Tau Epsilon Phi (TEP) sued for alleged sodium drop incident

In August, TEP settled a lawsuit with a six-figure settlement to Thomas Soisson and Katherine Nardin, two volunteers who were hurt when they picked up sodium that TEP members had allegedly thrown into the river during their sodium drop rush event in 2007.

On September 6, 2007, while volunteering for the non-profit clean-up organization Charles River Clean-Up Boat, Soisson, Nardin, Patrick Hodgins, and Matt McCord were injured by an exploding piece of sodium metal they had picked up from the shores of the Charles River.

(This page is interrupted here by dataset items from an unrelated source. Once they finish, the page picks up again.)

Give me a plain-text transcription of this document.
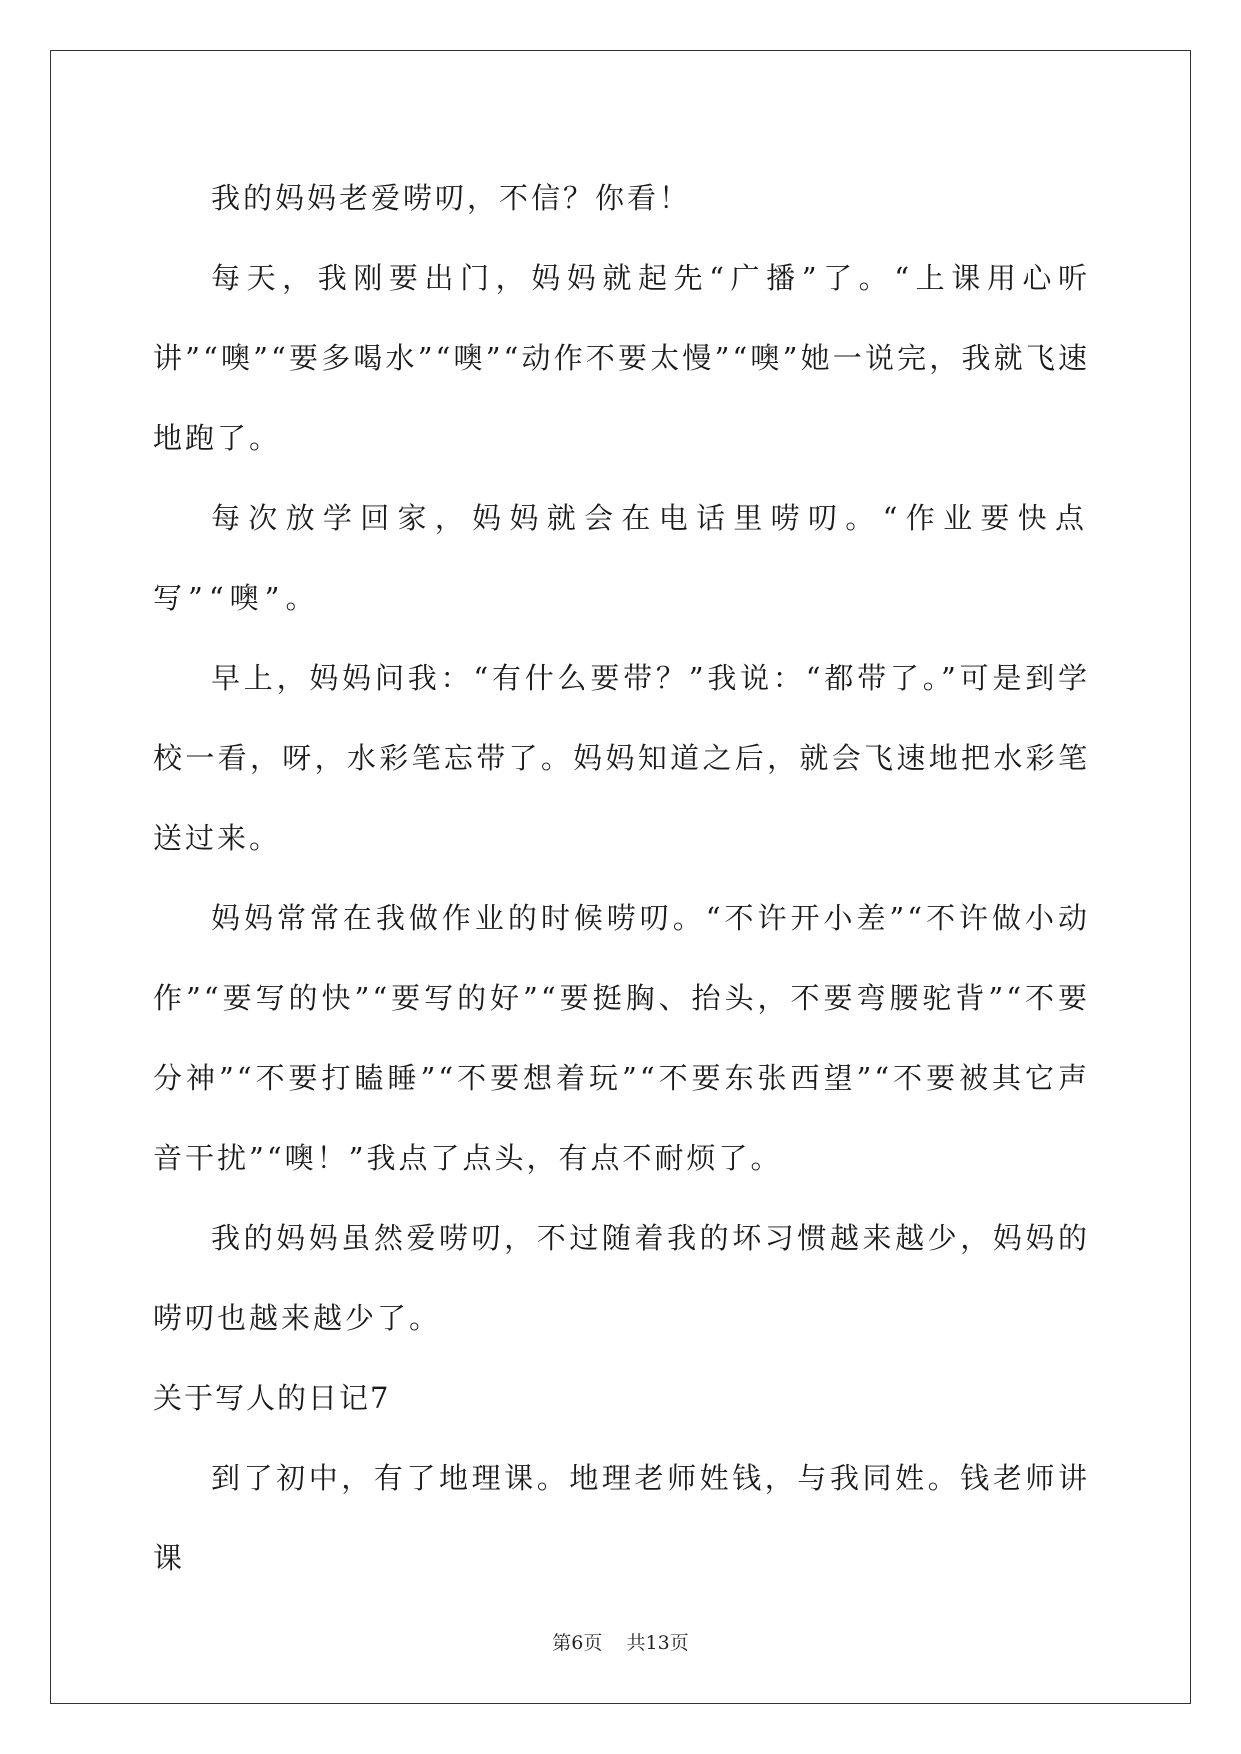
我的妈妈老爱唠叨，不信？你看！

每天，我刚要出门，妈妈就起先“广播”了。“上课用心听讲”“噢”“要多喝水”“噢”“动作不要太慢”“噢”她一说完，我就飞速地跑了。

每次放学回家，妈妈就会在电话里唠叨。“作业要快点写”“噢”。

早上，妈妈问我：“有什么要带？”我说：“都带了。”可是到学校一看，呀，水彩笔忘带了。妈妈知道之后，就会飞速地把水彩笔送过来。

妈妈常常在我做作业的时候唠叨。“不许开小差”“不许做小动作”“要写的快”“要写的好”“要挺胸、抬头，不要弯腰驼背”“不要分神”“不要打瞌睡”“不要想着玩”“不要东张西望”“不要被其它声音干扰”“噢！”我点了点头，有点不耐烦了。

我的妈妈虽然爱唠叨，不过随着我的坏习惯越来越少，妈妈的唠叨也越来越少了。

关于写人的日记7

到了初中，有了地理课。地理老师姓钱，与我同姓。钱老师讲课

第6页 共13页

According to a doctor’s account in the incident’s detective’s report, Soisson and Nardin suffered severe chemical burns to their legs, forearms, and facial areas as a result of the explosion.

Bhaskar Mookerji G, a TEP member at the time, confessed that he threw the sodium into the Charles on or around Sept. 4, 2007, two days before the volunteers were injured by the metal.

The settlement was paid from the insurance policies of TEP and Mookerji. The money compensated Soisson and Nardin for emotional trauma and medical expenses.